Just return stolen assets, Nigeria's Buhari tells UK PM
Nigerian President Muhammadu Buhari said Wednesday that he did not want an apology from Prime Minister David Cameron for calling his country "fantastically corrupt", but said Britain could return assets stolen by officials who fled to London.
"I am not going to demand any apology from anybody. What I am demanding is the return of the assets," Buhari told an anti-corruption event hosted by the Commonwealth Secretariat in London.
"This is what I'm asking for. What would I do with an apology?" he said to cheers from many civil society organisations and Nigeria delegates in the audience.
The British prime minister is hosting a major anti-corruption summit in London on Thursday, which Buhari is attending alongside Afghan President Ashraf Ghani.

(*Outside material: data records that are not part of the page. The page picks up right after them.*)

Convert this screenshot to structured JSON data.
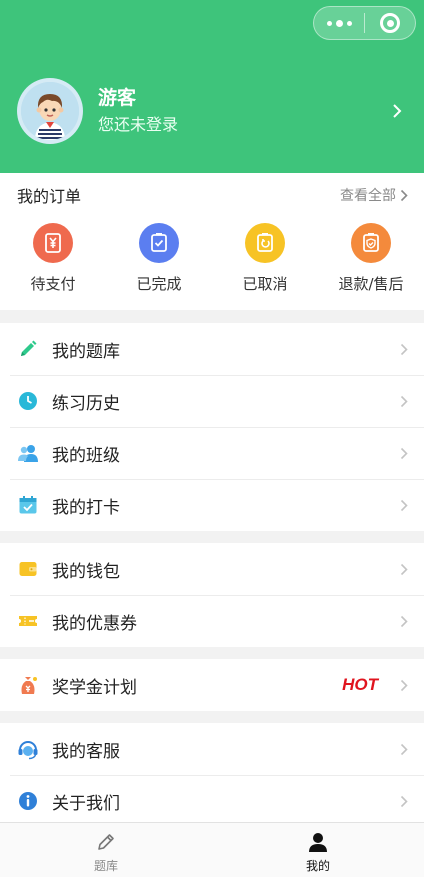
{
  "header": {
    "bg_color": "#3ec47b",
    "capsule": {
      "more_icon": "more-dots-icon",
      "close_icon": "target-icon"
    },
    "profile": {
      "name": "游客",
      "subtitle": "您还未登录"
    }
  },
  "orders": {
    "title": "我的订单",
    "view_all": "查看全部",
    "items": [
      {
        "label": "待支付",
        "icon": "yuan-receipt-icon",
        "color": "#ef6a4e"
      },
      {
        "label": "已完成",
        "icon": "check-clipboard-icon",
        "color": "#5b7ef0"
      },
      {
        "label": "已取消",
        "icon": "cancel-clipboard-icon",
        "color": "#f7c325"
      },
      {
        "label": "退款/售后",
        "icon": "refund-shield-icon",
        "color": "#f48a3c"
      }
    ]
  },
  "menu": {
    "group1": [
      {
        "label": "我的题库",
        "icon": "pencil-icon"
      },
      {
        "label": "练习历史",
        "icon": "clock-icon"
      },
      {
        "label": "我的班级",
        "icon": "people-icon"
      },
      {
        "label": "我的打卡",
        "icon": "calendar-check-icon"
      }
    ],
    "group2": [
      {
        "label": "我的钱包",
        "icon": "wallet-icon"
      },
      {
        "label": "我的优惠券",
        "icon": "coupon-icon"
      }
    ],
    "group3": [
      {
        "label": "奖学金计划",
        "icon": "money-bag-icon",
        "badge": "HOT"
      }
    ],
    "group4": [
      {
        "label": "我的客服",
        "icon": "headset-icon"
      },
      {
        "label": "关于我们",
        "icon": "info-icon"
      }
    ]
  },
  "tabbar": {
    "tabs": [
      {
        "label": "题库",
        "icon": "pencil-outline-icon",
        "active": false
      },
      {
        "label": "我的",
        "icon": "person-icon",
        "active": true
      }
    ]
  }
}
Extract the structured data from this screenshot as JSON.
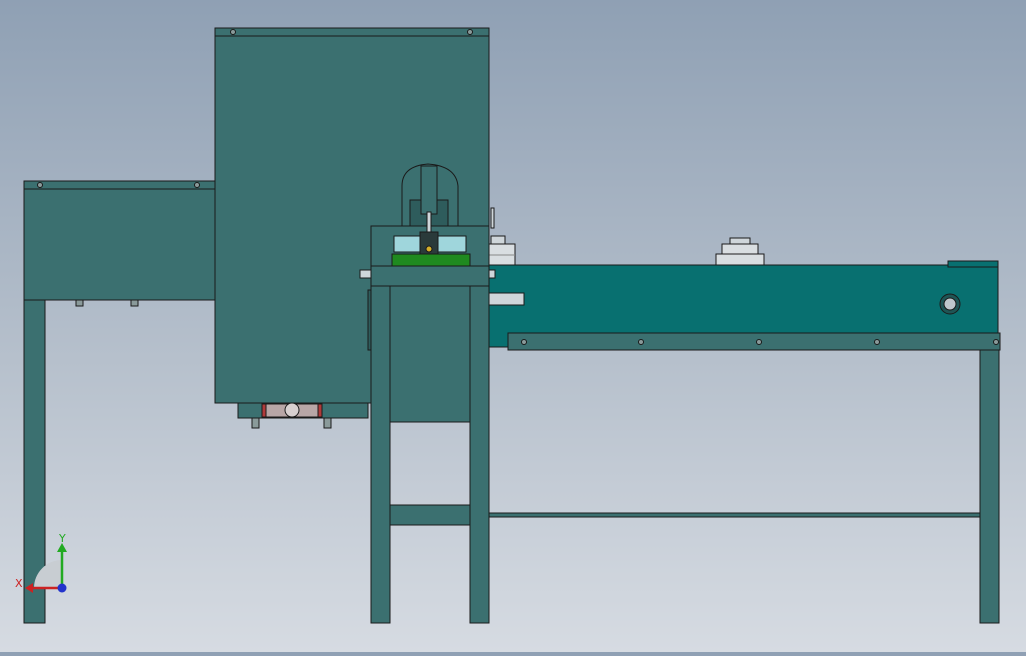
{
  "scene": {
    "colors": {
      "frame": "#3b7070",
      "frame_dark": "#2e5c5c",
      "conveyor": "#087070",
      "outline": "#1a1a1a",
      "green_plate": "#1f8a1f",
      "steel": "#cfd6da"
    }
  },
  "triad": {
    "x_label": "X",
    "y_label": "Y",
    "x_color": "#cc2222",
    "y_color": "#22aa22",
    "z_color": "#2233cc"
  }
}
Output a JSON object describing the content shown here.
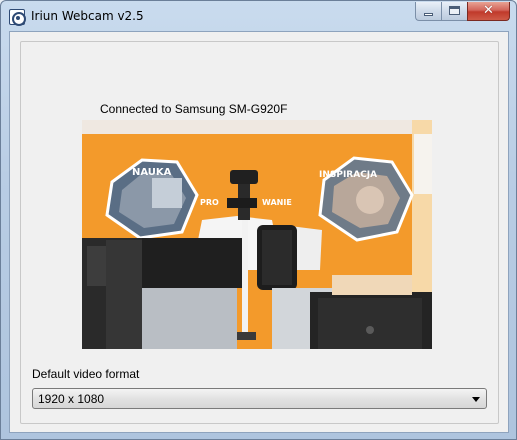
{
  "window": {
    "title": "Iriun Webcam v2.5",
    "app_icon": "webcam-lens-icon",
    "caption_buttons": [
      "minimize",
      "maximize",
      "close"
    ],
    "close_glyph": "✕"
  },
  "status": {
    "text": "Connected to Samsung SM-G920F"
  },
  "preview": {
    "description_icon": "camera-feed",
    "poster_texts": {
      "left": "NAUKA",
      "right": "INSPIRACJA",
      "middle": "PRO",
      "middle2": "WANIE"
    },
    "accent_color": "#f39a2b"
  },
  "video_format": {
    "label": "Default video format",
    "selected": "1920 x 1080"
  }
}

But in a diplomatic gaffe, Cameron was caught on camera on Tuesday saying that the leaders of some "fantastically corrupt" countries were attending.
"Nigeria and Afghanistan, possibly the two most corrupt countries in the world," he was filmed telling Queen Elizabeth II at an event at Buckingham Palace.
Buhari has embarked on a widespread anti-corruption campaign since taking office one year ago, and in his speech to Wednesday's Commonwealth event thanked Britain for helping recover stolen assets taken abroad.
"Even before this government came in, the UK took the initiative of arresting some former governors of some of the states in Nigeria," Buhari said.
He noted the case of Diepreye Alamieyeseigha, a former governor of the oil-rich Bayelsa state who was detained in London on charges of money-laundering in 2005, but skipped bail by disguising himself as a woman.
But Buhari said that in general, "our experience has been that repatriation of corrupt proceeds is very tedious, time consuming, costly".
He added that corruption was a "hydra-headed monster" that was "endemic and systematic" in Nigeria, but said he was adopting a "zero tolerance" approach.